No tenía valor para abrir los ojos.

El silencio llenaba la habitación, únicamente interrumpido por el roce de la tela y los suspiros que cada pocos minutos profería mi hermana desde el diván en el que se había instalado, un regalo de Edward que nos había obligado a dejar el arcón donde guardábamos nuestros mejores vestidos en el pasillo.

Hacía ya más de un mes desde que mi tío Cranog decidió comprometerme con Edward a la fuerza. Un mes, y la fecha de la boda se acercaba como una cuchilla, balanceándose hasta que me atravesara el corazón. Y dudaba que la afilada hoja se detuviera ahí. Seguiría avanzando hasta que no quedara nada de mí que otros pudieran reconocer.
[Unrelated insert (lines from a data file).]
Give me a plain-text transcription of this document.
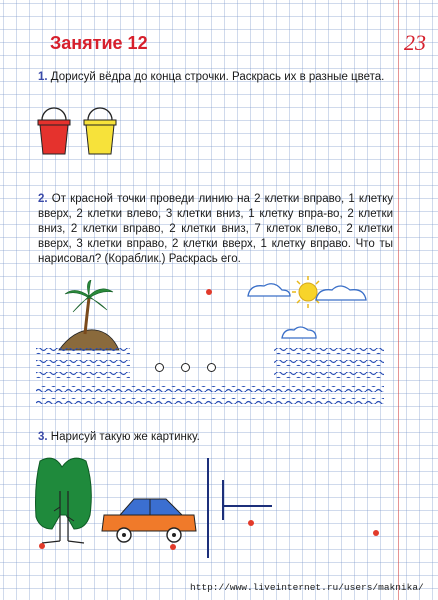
Занятие 12	23
1. Дорисуй вёдра до конца строчки. Раскрась их в разные цвета.
2. От красной точки проведи линию на 2 клетки вправо, 1 клетку вверх, 2 клетки влево, 3 клетки вниз, 1 клетку впра-во, 2 клетки вниз, 2 клетки вправо, 2 клетки вниз, 7 клеток влево, 2 клетки вверх, 3 клетки вправо, 2 клетки вверх, 1 клетку вправо. Что ты нарисовал? (Кораблик.) Раскрась его.
3. Нарисуй такую же картинку.
http://www.liveinternet.ru/users/maknika/
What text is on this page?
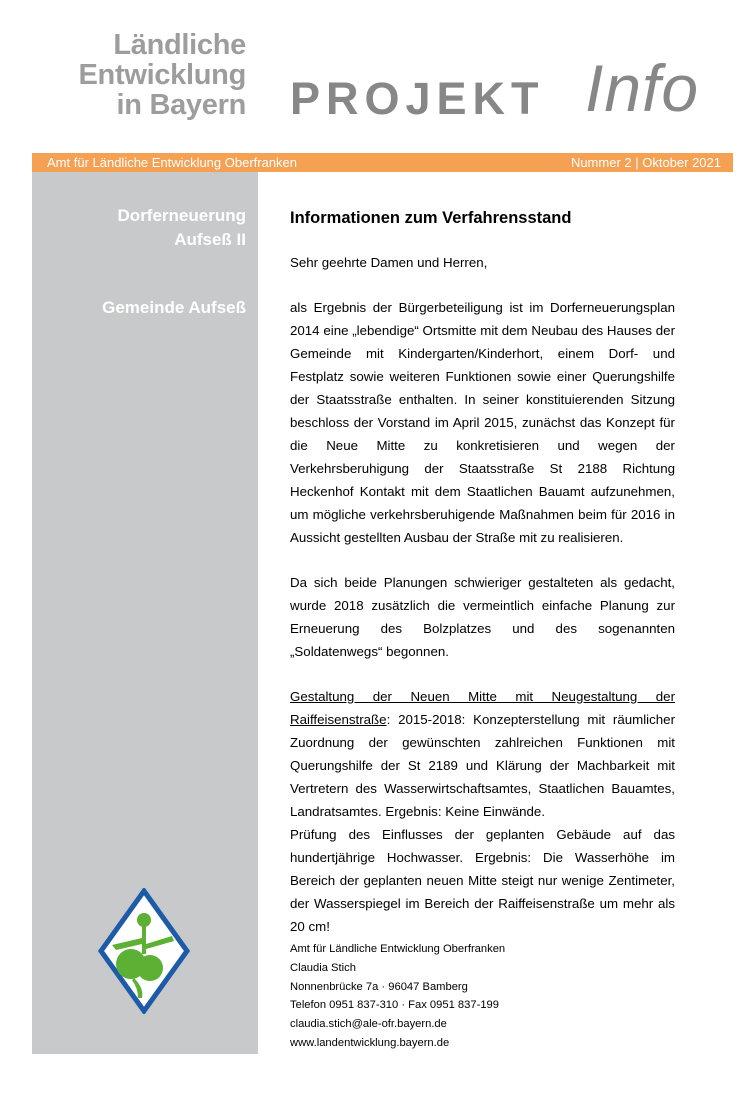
Ländliche
Entwicklung
in Bayern PROJEKT Info
Amt für Ländliche Entwicklung Oberfranken	Nummer 2 | Oktober 2021
Dorferneuerung
Aufseß II
Gemeinde Aufseß
Informationen zum Verfahrensstand
Sehr geehrte Damen und Herren,
als Ergebnis der Bürgerbeteiligung ist im Dorferneuerungsplan 2014 eine „lebendige“ Ortsmitte mit dem Neubau des Hauses der Gemeinde mit Kindergarten/Kinderhort, einem Dorf- und Festplatz sowie weiteren Funktionen sowie einer Querungshilfe der Staatsstraße enthalten. In seiner konstituierenden Sitzung beschloss der Vorstand im April 2015, zunächst das Konzept für die Neue Mitte zu konkretisieren und wegen der Verkehrsberuhigung der Staatsstraße St 2188 Richtung Heckenhof Kontakt mit dem Staatlichen Bauamt aufzunehmen, um mögliche verkehrsberuhigende Maßnahmen beim für 2016 in Aussicht gestellten Ausbau der Straße mit zu realisieren.
Da sich beide Planungen schwieriger gestalteten als gedacht, wurde 2018 zusätzlich die vermeintlich einfache Planung zur Erneuerung des Bolzplatzes und des sogenannten „Soldatenwegs“ begonnen.
Gestaltung der Neuen Mitte mit Neugestaltung der Raiffeisenstraße: 2015-2018: Konzepterstellung mit räumlicher Zuordnung der gewünschten zahlreichen Funktionen mit Querungshilfe der St 2189 und Klärung der Machbarkeit mit Vertretern des Wasserwirtschaftsamtes, Staatlichen Bauamtes, Landratsamtes. Ergebnis: Keine Einwände.
Prüfung des Einflusses der geplanten Gebäude auf das hundertjährige Hochwasser. Ergebnis: Die Wasserhöhe im Bereich der geplanten neuen Mitte steigt nur wenige Zentimeter, der Wasserspiegel im Bereich der Raiffeisenstraße um mehr als 20 cm!
Amt für Ländliche Entwicklung Oberfranken
Claudia Stich
Nonnenbrücke 7a · 96047 Bamberg
Telefon 0951 837-310 · Fax 0951 837-199
claudia.stich@ale-ofr.bayern.de
www.landentwicklung.bayern.de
Había oído historias, algunas escalofriantes, sobre las cosas terribles que podían suceder en la intimidad de la alcoba entre dos personas que no se amaban.
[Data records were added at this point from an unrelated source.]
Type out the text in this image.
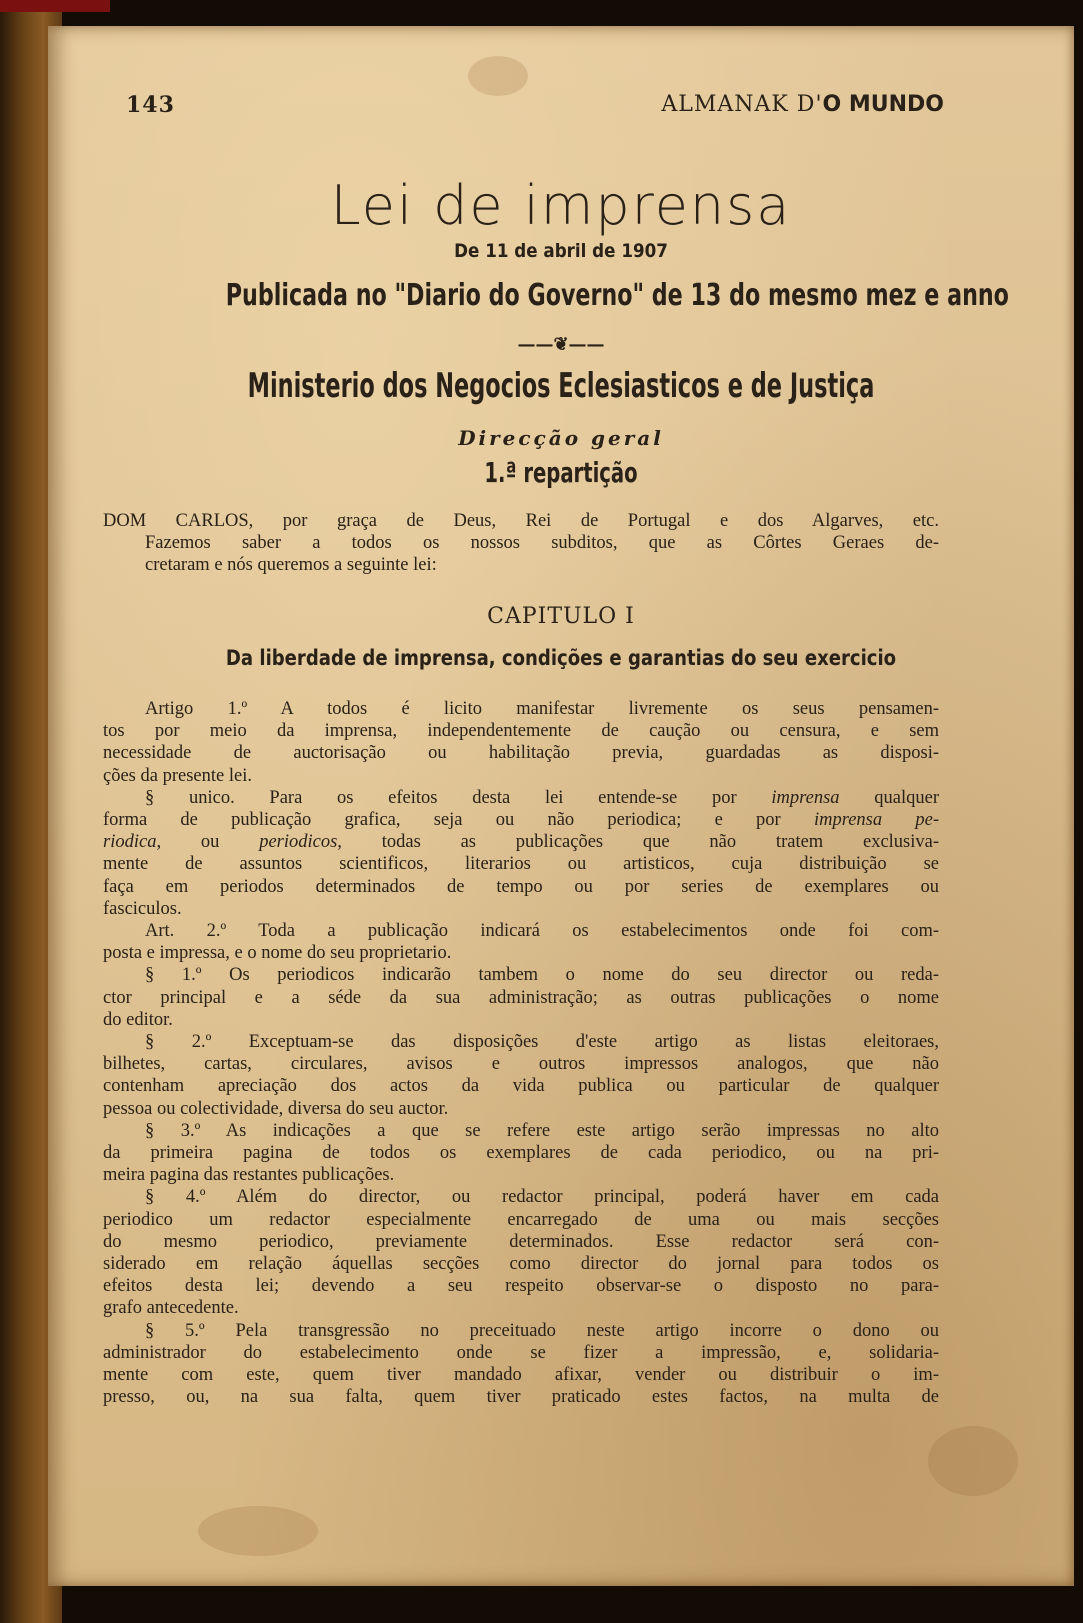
143	ALMANAK D'O MUNDO
Lei de imprensa
De 11 de abril de 1907
Publicada no "Diario do Governo" de 13 do mesmo mez e anno
——❦——
Ministerio dos Negocios Eclesiasticos e de Justiça
Direcção geral
1.ª repartição
DOM CARLOS, por graça de Deus, Rei de Portugal e dos Algarves, etc.
Fazemos saber a todos os nossos subditos, que as Côrtes Geraes de-
cretaram e nós queremos a seguinte lei:
CAPITULO I
Da liberdade de imprensa, condições e garantias do seu exercicio
Artigo 1.º A todos é licito manifestar livremente os seus pensamen-
tos por meio da imprensa, independentemente de caução ou censura, e sem
necessidade de auctorisação ou habilitação previa, guardadas as disposi-
ções da presente lei.
§ unico. Para os efeitos desta lei entende-se por imprensa qualquer
forma de publicação grafica, seja ou não periodica; e por imprensa pe-
riodica, ou periodicos, todas as publicações que não tratem exclusiva-
mente de assuntos scientificos, literarios ou artisticos, cuja distribuição se
faça em periodos determinados de tempo ou por series de exemplares ou
fasciculos.
Art. 2.º Toda a publicação indicará os estabelecimentos onde foi com-
posta e impressa, e o nome do seu proprietario.
§ 1.º Os periodicos indicarão tambem o nome do seu director ou reda-
ctor principal e a séde da sua administração; as outras publicações o nome
do editor.
§ 2.º Exceptuam-se das disposições d'este artigo as listas eleitoraes,
bilhetes, cartas, circulares, avisos e outros impressos analogos, que não
contenham apreciação dos actos da vida publica ou particular de qualquer
pessoa ou colectividade, diversa do seu auctor.
§ 3.º As indicações a que se refere este artigo serão impressas no alto
da primeira pagina de todos os exemplares de cada periodico, ou na pri-
meira pagina das restantes publicações.
§ 4.º Além do director, ou redactor principal, poderá haver em cada
periodico um redactor especialmente encarregado de uma ou mais secções
do mesmo periodico, previamente determinados. Esse redactor será con-
siderado em relação áquellas secções como director do jornal para todos os
efeitos desta lei; devendo a seu respeito observar-se o disposto no para-
grafo antecedente.
§ 5.º Pela transgressão no preceituado neste artigo incorre o dono ou
administrador do estabelecimento onde se fizer a impressão, e, solidaria-
mente com este, quem tiver mandado afixar, vender ou distribuir o im-
presso, ou, na sua falta, quem tiver praticado estes factos, na multa de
Sentí un pinchazo en la cadera y abrí los ojos de golpe. La modista retiró el alfiler de mi vestido y lo volvió a colocar sin cuidado alguno. Apreté los labios y soporté sus tirones y pinchazos durante largo rato.

Casarse con un hombre acomodado y de buen parecer debió ser un motivo de celebración, algo de lo que cualquier joven se sentiría orgullosa. Al menos, eso era lo que mi tía Rhonda solía decir antes de llamarme ingrata por odiar a Edward y todo lo que representaba.

—¡Cambia esa cara, Aisha! —me riñó Lynette, mi hermana—. Lo que daría yo por estar en tu lugar y poder viajar a Londres. ¡Salir de Gales! ¡Ver el mundo! Dicen que la moda de Londres es maravillosa, ¿te imaginas la cantidad de vestidos que te comprará Edward?

No respondí. Ya habíamos tenido esta conversación cientos de veces y me había rendido en mis intentos por explicarme. Lynette jamás entendería que yo no quería ver el mundo, no si ello implicaba casarme con un hombre al que no amaba y a quien ni siquiera conocía del todo. No sabía si Edward era un buen hombre, pero aunque lo fuera, me negaba a vivir siendo su sombra, un complemento que compró en un pueblecito de Gales, como quien adquiere una oveja en la feria de ganado.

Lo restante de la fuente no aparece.